28 If, as stated in paragraph 26 of this judgment, the international character of the legal relationship at issue need not necessarily derive from the involvement, either because of the subject-matter of the proceedings or the respective domiciles of the parties, of a number of Contracting States, it must be held, as the Commission and the Portuguese Government have argued, that Regulation No 44/2001 is applicable a fortiori in the circumstances of the case at issue in the main proceedings, since the international element is present not only as regards lastminute.com, which is not disputed, but also as regards TUI.
29 Even assuming that a single transaction, such as the one which led the Maletics to book and pay for their package holiday on lastminute.com’s website, may be divided into two separate contractual relationships, first, with the online travel agency lastminute.com and, second, with the travel operator TUI, the second contractual relationship cannot be classified as ‘purely’ domestic since it was inseparably linked to the first contractual relationship which was made through the travel agency situated in another Member State.

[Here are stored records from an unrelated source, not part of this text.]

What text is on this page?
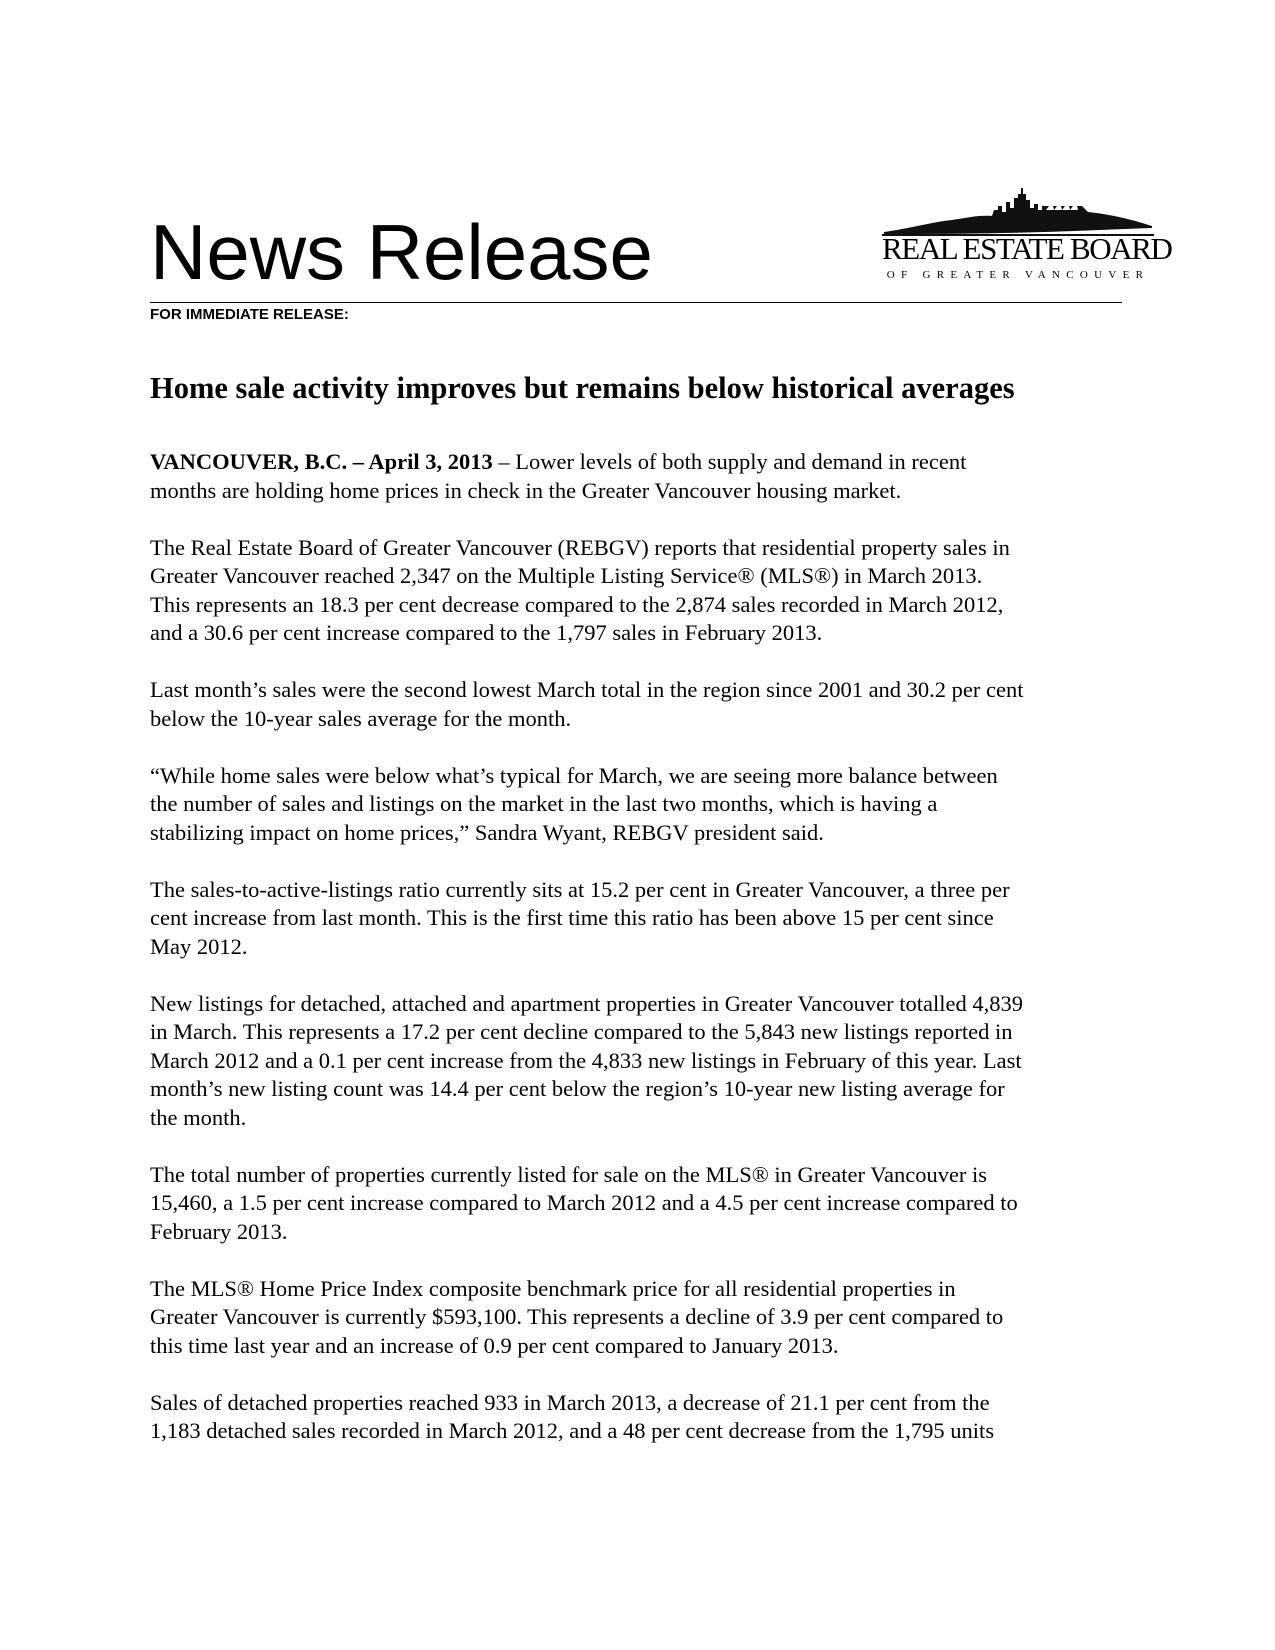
News Release	REAL ESTATE BOARD
OF GREATER VANCOUVER
FOR IMMEDIATE RELEASE:
Home sale activity improves but remains below historical averages

VANCOUVER, B.C. – April 3, 2013 – Lower levels of both supply and demand in recent
months are holding home prices in check in the Greater Vancouver housing market.

The Real Estate Board of Greater Vancouver (REBGV) reports that residential property sales in
Greater Vancouver reached 2,347 on the Multiple Listing Service® (MLS®) in March 2013.
This represents an 18.3 per cent decrease compared to the 2,874 sales recorded in March 2012,
and a 30.6 per cent increase compared to the 1,797 sales in February 2013.

Last month’s sales were the second lowest March total in the region since 2001 and 30.2 per cent
below the 10-year sales average for the month.

“While home sales were below what’s typical for March, we are seeing more balance between
the number of sales and listings on the market in the last two months, which is having a
stabilizing impact on home prices,” Sandra Wyant, REBGV president said.

The sales-to-active-listings ratio currently sits at 15.2 per cent in Greater Vancouver, a three per
cent increase from last month. This is the first time this ratio has been above 15 per cent since
May 2012.

New listings for detached, attached and apartment properties in Greater Vancouver totalled 4,839
in March. This represents a 17.2 per cent decline compared to the 5,843 new listings reported in
March 2012 and a 0.1 per cent increase from the 4,833 new listings in February of this year. Last
month’s new listing count was 14.4 per cent below the region’s 10-year new listing average for
the month.

The total number of properties currently listed for sale on the MLS® in Greater Vancouver is
15,460, a 1.5 per cent increase compared to March 2012 and a 4.5 per cent increase compared to
February 2013.

The MLS® Home Price Index composite benchmark price for all residential properties in
Greater Vancouver is currently $593,100. This represents a decline of 3.9 per cent compared to
this time last year and an increase of 0.9 per cent compared to January 2013.

Sales of detached properties reached 933 in March 2013, a decrease of 21.1 per cent from the
1,183 detached sales recorded in March 2012, and a 48 per cent decrease from the 1,795 units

30 Furthermore, account must be taken of the objectives set out in recitals 13 and 15 in the preamble to Regulation No 44/2001 concerning the protection of the consumer as ‘the weaker party’ to the contract and the aim to ‘minimise the possibility of concurrent proceedings … to ensure that irreconcilable judgments will not be given in two Member States’.
31 Those objectives preclude a solution which allows the Maletics to pursue parallel proceedings in Bludenz and Vienna, by way of connected actions against two operators involved in the booking and the arrangements for the package holiday at issue in the main proceedings.
32 Having regard to the foregoing considerations, the answer to the question referred is that the concept of ‘other party to the contract’ laid down in Article 16(1) of Regulation No 44/2001 must be interpreted as meaning, in circumstances such as those at issue in the main proceedings, that it also covers the contracting partner of the operator with which the consumer concluded that contract and which has its registered office in the Member State in which the consumer is domiciled.
33 Since these proceedings are, for the parties to the main proceedings, a step in the action pending before the national court, the decision on costs is a matter for that court. Costs incurred in submitting observations to the Court, other than the costs of those parties, are not recoverable.
On those grounds, the Court (Eighth Chamber) hereby rules:
The concept of ‘other party to the contract’ laid down in Article 16(1) of Council Regulation (EC) No 44/2001 of 22 December 2000 on jurisdiction and the recognition and enforcement of judgments in civil and commercial matters must be interpreted as meaning, in circumstances such as those at issue in the main proceedings, that it also covers the contracting partner of the operator with which the consumer concluded that contract and which has its registered office in the Member State in which the consumer is domiciled.